UPDATE: Well, that's interesting. It appears that this issue has gone into hibernation, as we have been unable to find anything substantive on it newer than 2003. There have been some state laws prohibiting reunderwriting, and [the carrier] cited in the WSJ story has ceased the practice, as well. I've decided to leave this posted, for the purpose of eliciting discussion about the nature of the health insurance renewal process.
Normally, when we think of “renewal,” we think of Springtime. But one’s health insurance renewal, particularly if one has an individual plan, is (usually) the anniversary date, which could be any time.
Now, for as long as I can recall, I’ve explained to my clients that their rates will go up at renewal time (no, it’s not actually a law that that they must go up, it just seems like it), but that the increase is based primarily on the experience of the group of folks who own such policies, not on one’s own particular claims.

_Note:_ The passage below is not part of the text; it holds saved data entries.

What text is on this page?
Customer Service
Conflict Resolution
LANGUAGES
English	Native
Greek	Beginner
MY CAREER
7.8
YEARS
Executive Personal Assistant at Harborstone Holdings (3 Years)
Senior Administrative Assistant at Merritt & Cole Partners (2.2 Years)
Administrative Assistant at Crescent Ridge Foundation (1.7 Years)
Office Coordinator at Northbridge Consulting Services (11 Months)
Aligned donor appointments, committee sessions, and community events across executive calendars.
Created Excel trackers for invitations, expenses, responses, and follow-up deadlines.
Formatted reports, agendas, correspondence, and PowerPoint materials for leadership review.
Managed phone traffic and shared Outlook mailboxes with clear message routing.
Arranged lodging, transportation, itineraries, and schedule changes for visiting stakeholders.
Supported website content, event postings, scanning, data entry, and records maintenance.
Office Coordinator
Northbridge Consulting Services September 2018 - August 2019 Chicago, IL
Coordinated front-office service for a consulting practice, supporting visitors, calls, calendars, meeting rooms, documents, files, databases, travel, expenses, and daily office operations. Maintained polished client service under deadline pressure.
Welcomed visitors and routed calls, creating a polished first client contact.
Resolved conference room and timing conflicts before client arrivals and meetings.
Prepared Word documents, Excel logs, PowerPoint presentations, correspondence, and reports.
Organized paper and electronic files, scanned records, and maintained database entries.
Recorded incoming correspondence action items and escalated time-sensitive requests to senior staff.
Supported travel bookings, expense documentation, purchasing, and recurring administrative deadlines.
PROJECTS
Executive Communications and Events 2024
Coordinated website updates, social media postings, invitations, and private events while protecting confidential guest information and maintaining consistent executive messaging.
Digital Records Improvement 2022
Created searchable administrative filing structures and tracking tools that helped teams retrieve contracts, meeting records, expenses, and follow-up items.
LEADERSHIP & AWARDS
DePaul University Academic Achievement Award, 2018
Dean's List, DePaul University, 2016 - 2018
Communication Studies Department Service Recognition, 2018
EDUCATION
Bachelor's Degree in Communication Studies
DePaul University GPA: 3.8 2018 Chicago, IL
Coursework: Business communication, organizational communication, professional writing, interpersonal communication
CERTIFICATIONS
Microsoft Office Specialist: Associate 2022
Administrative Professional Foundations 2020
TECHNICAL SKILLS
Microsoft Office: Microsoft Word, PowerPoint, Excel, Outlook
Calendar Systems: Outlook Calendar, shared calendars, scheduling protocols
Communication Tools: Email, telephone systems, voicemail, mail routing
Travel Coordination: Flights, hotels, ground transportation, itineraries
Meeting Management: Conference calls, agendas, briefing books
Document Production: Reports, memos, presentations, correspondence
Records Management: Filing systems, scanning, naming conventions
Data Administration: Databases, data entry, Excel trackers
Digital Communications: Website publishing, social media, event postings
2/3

Apparently, though, that’s changed. And not necessarily for the better:
“It's called reunderwriting. Normally, companies that sell health insurance to individuals evaluate their medical history just once, at the outset. [well known insurer] reviews customers' health at each annual renewal. If they have developed a chronic disease in the past 12 months or filed claims that seem to foretell more claims to come, it raises their premiums.”
I’ve redacted the name of the insurer not to protect the innocent, but because it is not the only one currently engaged in this practice. The justification for “reunderwriting” is that rate increases are "based on an individual's experience, just like auto or homeowners' insurance. If the risk changes, the premiums change."
Some regulators and industry pundits claim that this is specious: “(D)rivers and homeowners have more control over the likelihood of having a claim than people have over their health. Some state regulators also view health insurance differently because the stakes are higher. They note that reunderwriting could price people out of the market, leaving them uninsured and unable to afford medical care when they need it most.”
It’s true that auto and homeowners insurance (called P&C in industry jargon) are treated differently than health insurance: rates are more closely regulated by the states, and coverage itself is generally required by the law or the lender.
But just because health and P&C are treated differently doesn’t mean that they are different: they are both based on an insurance principle called “indemnity.” Briefly, indemnity means that that one is “put whole:” If your car gets dinged, the insurance pays the repair shop to fix it. Likewise, if you get sick, the insurance pays your doctor to treat you. Of course, there are significant differences in how each type of policy works, but the underlying principles are the same.
So, if you have a ticket or an accident, then your car insurance will go up at the next renewal; the nature of the risk has changed, and therefore the underlying assumptions (upon which your premiums are based) must change as well.
So, if the principles undergirding P&C and health are the same, why shouldn’t the consequences be the same, as well?